[concurrency-interest] RFR: 8065804: JEP 171:Clarifications/corrections for fence intrinsics
davidcholmes at aapt.net.au
Tue Nov 25 23:41:35 UTC 2014
Stephan Diestelhorst writes:
> Am Dienstag, 25. November 2014, 11:15:36 schrieb Hans Boehm:
> > I'm no hardware architect, but fundamentally it seems to me that
> > load x
> > acquire_fence
> > imposes a much more stringent constraint than
> > load_acquire x
> > Consider the case in which the load from x is an L1 hit, but a preceding
> > load (from say y) is a long-latency miss. If we enforce
> ordering by just
> > waiting for completion of prior operation, the former has to
> wait for the
> > load from y to complete; while the latter doesn't. I find it hard to
> > believe that this doesn't leave an appreciable amount of
> performance on the
> > table, at least for some interesting microarchitectures.

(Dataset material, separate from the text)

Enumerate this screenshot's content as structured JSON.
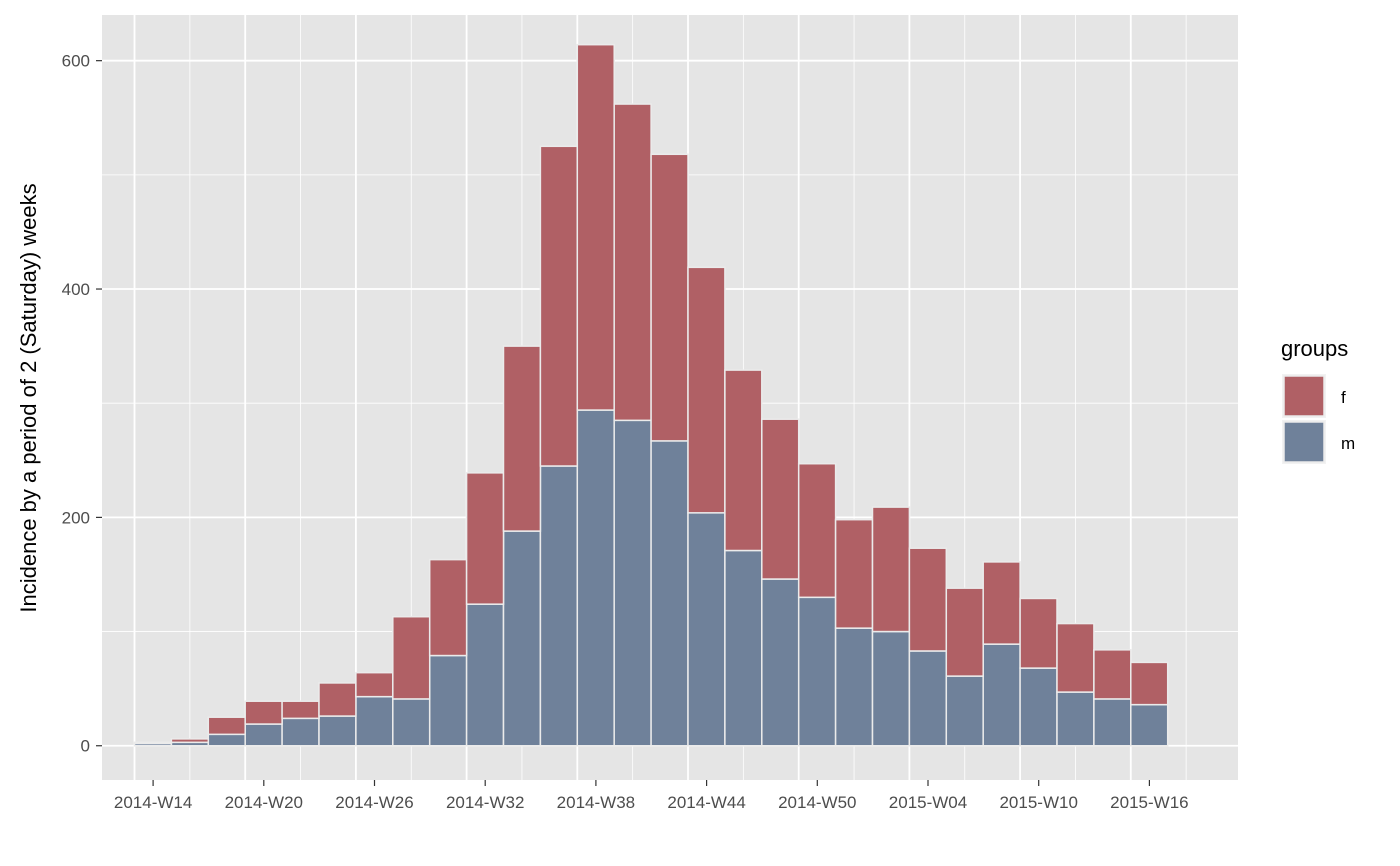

> I agree, Hans, that this is a reasonable assumption. Load_acquire x
> does allow roach motel, whereas the acquire fence does not.
> > In addition, for better or worse, fencing requirements on at least
> > Power are actually driven as much by store atomicity issues, as by
> > the ordering issues discussed in the cookbook. This was not
> > understood in 2005, and unfortunately doesn't seem to be amenable to
> > the kind of straightforward explanation as in Doug's cookbook.
> Coming from a strongly ordered architecture to a weakly ordered one
> myself, I also needed some mental adjustment about store (multi-copy)
> atomicity. I can imagine others will be unaware of this difference,
> too, even in 2014.
Sorry I'm missing the connection between fences and multi-copy atomicity.